Learning General-Purpose Biomedical Volume Representations using Randomized Synthesis
Neel Dey, Benjamin Billot, Hallee E. Wong, Clinton J. Wang, Mengwei Ren, P. Ellen Grant, Adrian V. Dalca, Polina Golland
TL;DR
The paper addresses the generalization gap in 3D biomedical vision caused by limited public datasets. It introduces a synthetic data engine and a voxel-focused contrastive pretraining framework to produce a generalist 3D network whose features are stable across modalities and appearances, enabling downstream registration and segmentation without real-image pretraining. Key contributions include a label-ensemble data generator from ~45,000 templates, a dual-volume appearance model with Gaussian mixtures, and a multi-positive contrastive loss applied across a four-level 3D UNet with a projection head used only during pretraining.

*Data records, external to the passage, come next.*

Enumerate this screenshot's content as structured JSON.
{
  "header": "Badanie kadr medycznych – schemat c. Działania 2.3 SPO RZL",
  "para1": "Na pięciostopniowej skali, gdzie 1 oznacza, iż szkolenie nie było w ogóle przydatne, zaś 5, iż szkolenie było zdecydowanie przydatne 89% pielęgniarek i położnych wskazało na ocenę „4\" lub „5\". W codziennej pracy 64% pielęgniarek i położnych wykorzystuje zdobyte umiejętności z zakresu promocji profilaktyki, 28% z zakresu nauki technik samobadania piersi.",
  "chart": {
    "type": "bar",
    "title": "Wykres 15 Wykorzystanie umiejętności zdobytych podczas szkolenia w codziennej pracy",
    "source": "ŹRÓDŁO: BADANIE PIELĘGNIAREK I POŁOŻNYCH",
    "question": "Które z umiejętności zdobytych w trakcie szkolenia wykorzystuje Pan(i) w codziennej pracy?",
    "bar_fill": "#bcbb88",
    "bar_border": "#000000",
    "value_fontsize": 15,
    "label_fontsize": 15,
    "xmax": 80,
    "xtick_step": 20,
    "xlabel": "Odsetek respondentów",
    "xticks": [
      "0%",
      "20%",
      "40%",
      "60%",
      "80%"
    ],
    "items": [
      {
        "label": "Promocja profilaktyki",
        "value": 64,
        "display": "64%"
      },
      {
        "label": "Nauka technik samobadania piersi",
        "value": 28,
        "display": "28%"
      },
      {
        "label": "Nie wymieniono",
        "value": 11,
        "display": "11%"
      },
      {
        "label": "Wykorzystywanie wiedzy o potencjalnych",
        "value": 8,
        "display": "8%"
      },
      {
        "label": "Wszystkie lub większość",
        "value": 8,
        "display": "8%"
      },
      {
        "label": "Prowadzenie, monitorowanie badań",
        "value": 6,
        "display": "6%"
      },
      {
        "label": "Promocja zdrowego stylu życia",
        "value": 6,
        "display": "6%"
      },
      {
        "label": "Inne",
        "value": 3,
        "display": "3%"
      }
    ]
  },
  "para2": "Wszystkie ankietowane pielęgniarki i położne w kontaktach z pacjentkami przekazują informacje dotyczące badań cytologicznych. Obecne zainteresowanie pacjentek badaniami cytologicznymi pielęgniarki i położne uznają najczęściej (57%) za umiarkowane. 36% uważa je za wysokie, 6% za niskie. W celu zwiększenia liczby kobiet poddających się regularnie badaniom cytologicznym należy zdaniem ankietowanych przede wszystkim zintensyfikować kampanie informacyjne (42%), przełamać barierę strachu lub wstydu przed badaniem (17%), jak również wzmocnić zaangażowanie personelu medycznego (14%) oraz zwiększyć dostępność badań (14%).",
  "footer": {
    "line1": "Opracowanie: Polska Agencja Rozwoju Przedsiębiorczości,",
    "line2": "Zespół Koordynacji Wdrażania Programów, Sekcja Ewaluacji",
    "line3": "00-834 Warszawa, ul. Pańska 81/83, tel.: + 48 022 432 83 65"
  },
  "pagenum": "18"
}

The resulting representations achieve state-of-the-art unsupervised multimodality 3D registration and provide dataset-agnostic initializations for few-shot segmentation, demonstrating strong cross-domain performance and practical impact for diverse radiology tasks.
Abstract
Current volumetric biomedical foundation models struggle to generalize as public 3D datasets are small and do not cover the broad diversity of medical procedures, conditions, anatomical regions, and imaging protocols. We address this by creating a representation learning method that instead anticipates strong domain shifts at training time itself. We first propose a data engine that synthesizes highly variable training samples that would enable generalization to new biomedical contexts. To then train a single 3D network for any voxel-level task, we develop a contrastive learning method that pretrains the network to be stable against nuisance imaging variation simulated by the data engine, a key inductive bias for generalization. This network's features can be used as robust representations of input images for downstream tasks and its weights provide a strong, dataset-agnostic initialization for finetuning on new datasets. As a result, we set new standards across both multimodality registration and few-shot segmentation, a first for any 3D biomedical vision model, all without (pre-)training on any existing dataset of real images.